= HIV set point =

Medical terminology

The HIV set point is the viral load or number of virions in the blood of a person infected with HIV. HIV infections are broken down into three stages: acute infection, asymptomatic infection, and AIDS. The acute infection stage refers to the first weeks after infection, where the majority of infected individuals display severe flu-like symptoms such as fever, myalgia, sore throat, swollen lymph nodes, arthralgia, fatigue, headache, and sometimes rash. At this stage, viral loads reach high levels and the number of CD4 helper T cells in the blood begins to drop. At this point, seroconversion, the development of antibodies, occurs and the CD4 T cell counts begin to recover as the immune system attempts to fight the virus, marking the HIV set point. The higher the viral load at the set point, the faster the virus will progress to AIDS; the lower the viral load at the set point, the longer the patient will remain in clinical latency, the next stage of the infection.

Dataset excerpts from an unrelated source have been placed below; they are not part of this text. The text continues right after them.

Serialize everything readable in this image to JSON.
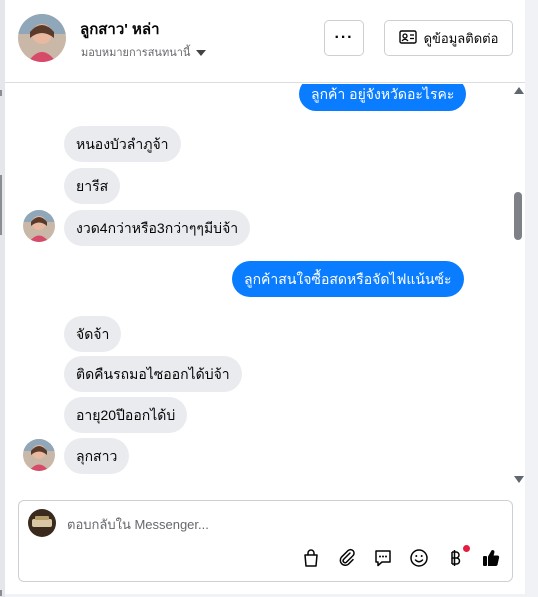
{
  "header": {
    "name": "ลูกสาว' หล่า",
    "subtitle": "มอบหมายการสนทนานี้",
    "more_label": "···",
    "contact_label": "ดูข้อมูลติดต่อ"
  },
  "messages": [
    {
      "direction": "out",
      "text": "ลูกค้า  อยู่จังหวัดอะไรคะ"
    },
    {
      "direction": "in",
      "text": "หนองบัวลำภูจ้า"
    },
    {
      "direction": "in",
      "text": "ยารีส"
    },
    {
      "direction": "in",
      "text": "งวด4กว่าหรือ3กว่าๆๆมีบ่จ้า"
    },
    {
      "direction": "out",
      "text": "ลูกค้าสนใจซื้อสดหรือจัดไฟแน้นซ์ะ"
    },
    {
      "direction": "in",
      "text": "จัดจ้า"
    },
    {
      "direction": "in",
      "text": "ติดคืนรถมอไซออกได้บ่จ้า"
    },
    {
      "direction": "in",
      "text": "อายุ20ปีออกได้บ่"
    },
    {
      "direction": "in",
      "text": "ลุกสาว"
    }
  ],
  "composer": {
    "placeholder": "ตอบกลับใน Messenger..."
  },
  "toolbar": {
    "icons": [
      "shopping-bag-icon",
      "paperclip-icon",
      "saved-reply-icon",
      "emoji-icon",
      "baht-payment-icon",
      "like-icon"
    ]
  },
  "colors": {
    "outgoing_bubble": "#0a7cff",
    "incoming_bubble": "#e9ebee",
    "notification_dot": "#e41e3f"
  }
}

The asymptomatic or clinical latency phase is marked by slow replication of the HIV virus, followed by steady depletion of CD4 T cells with little to no symptoms. For individuals that are rapid progressors, this phase can be short lived, with an average of 2-3 years. Long-term progressors (LTNPS) can remain stable in this stage for over a decade. An uninfected person has 500-1500 CD4 T cells/μL of blood. When this count lowers to less than 500 CD4 T cells/μL, opportunistic infections can occur where the immune system is no longer able to fight pathogens it would have easily cleared in an unimpaired state.
The infection progresses to AIDS when the count falls below 200 CD4 T cells/μL, at which point opportunistic infections can be lethal. At this stage, an infected person has 2-3 years of life expectancy. The use of antiretroviral therapy (ART) can greatly slow the progression of the virus to AIDS. The set point is not completely fixed and constant, but can be quite dynamic with significant fluctuations.